Mountain mahogany should make some fantastic bows, but I tried and failed on the couple very marginal pieces I played with. It's really scrubby, branches a ton, and had crooks and knots everywhere.
Up in the top north-east corner of Utah in a place called One Mile Canyon in the Sawtooth Mountains, where I used to hunt deer with a bow, I once saw a huge gully/canyon full of LARGE, tall mahoganies packed into a shaded low-lying area. Many had been pushed down by snow and they were the biggest straightest trees I've ever seen anywhere of the species. I have meant ever since to go find some staves up there, but I always have enough wood, little time, I hunt somewhere else now, and it's a three hour drive each way....... one of these days, I guess.

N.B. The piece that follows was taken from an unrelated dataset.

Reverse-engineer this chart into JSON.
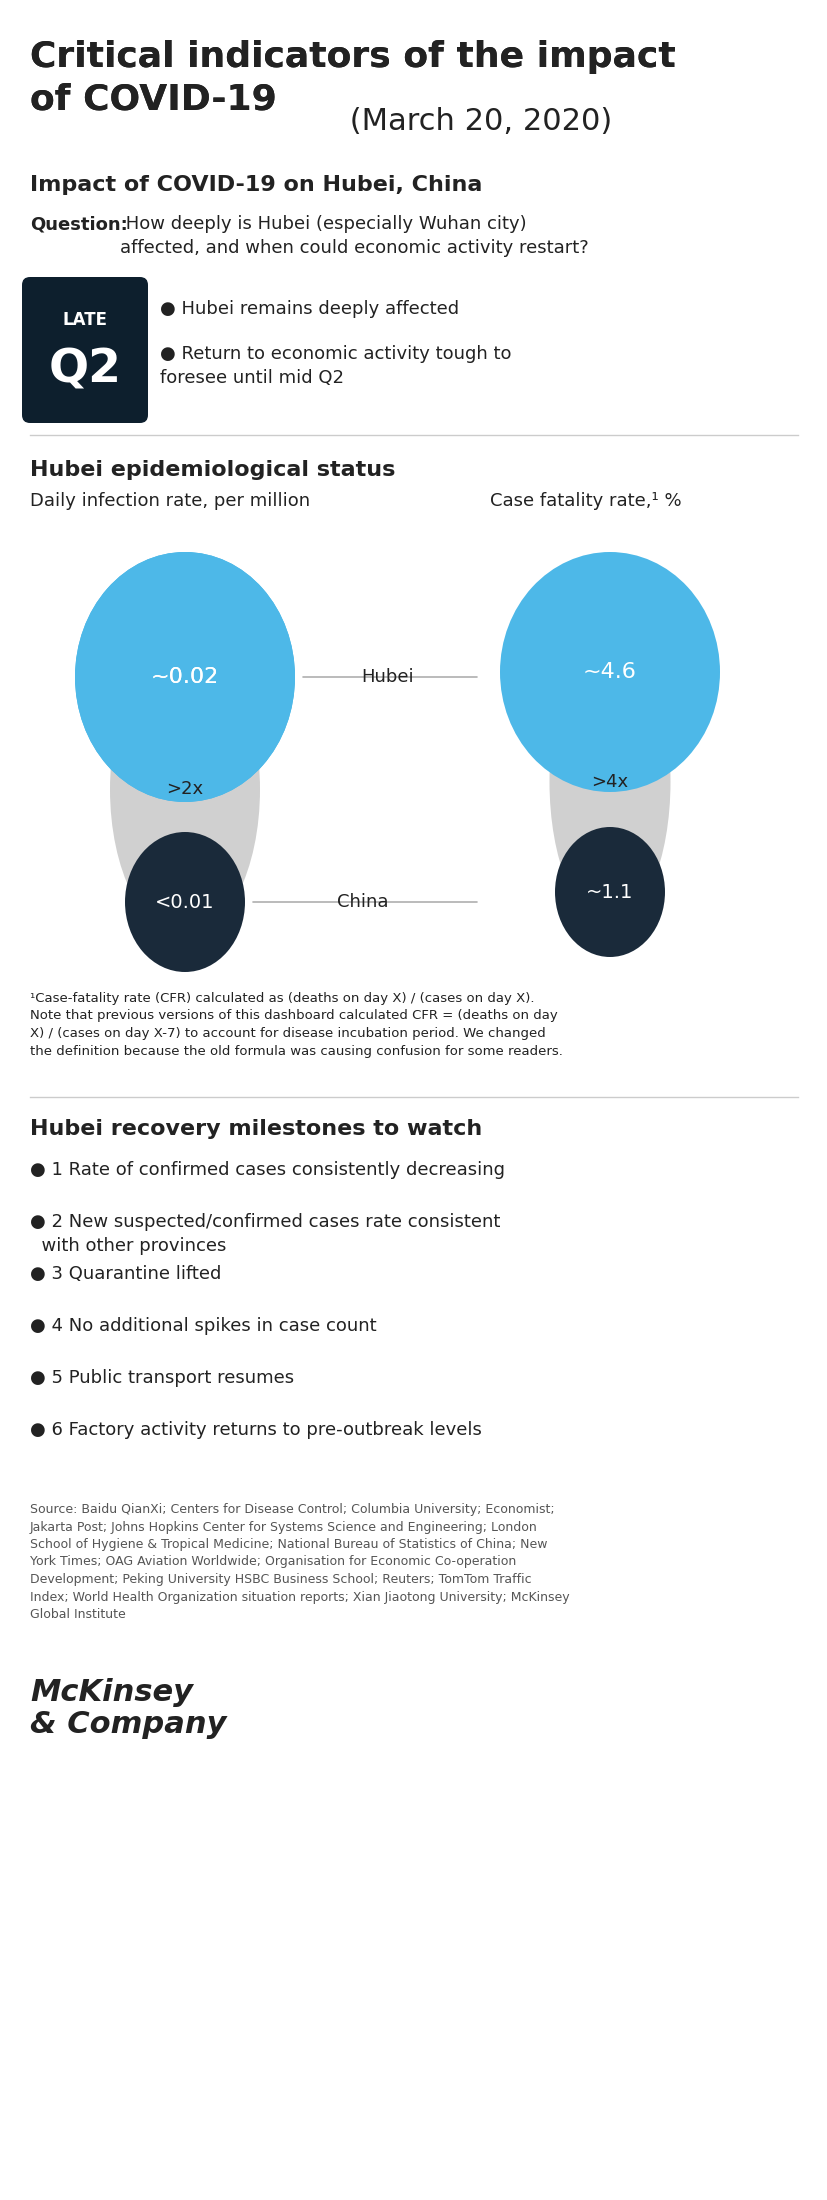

I wouldn't harvest much of anything off the open foothills on the Wasatch Front, but up the canyons there should be plenty of maple. The Bountiful Peak loop has you driving by tons of it. I confess I didn't get a permit, but I was in a wild back area and took one small tree from the middle of huge mile wide thickets of the stuff, and I've only done that a couple times. They cut tons of it down as they clear lots for houses, along with the oakbrush. Sometimes when working on trees for money in the houses invading the foothills I get the maple. So far that's all I have needed or used.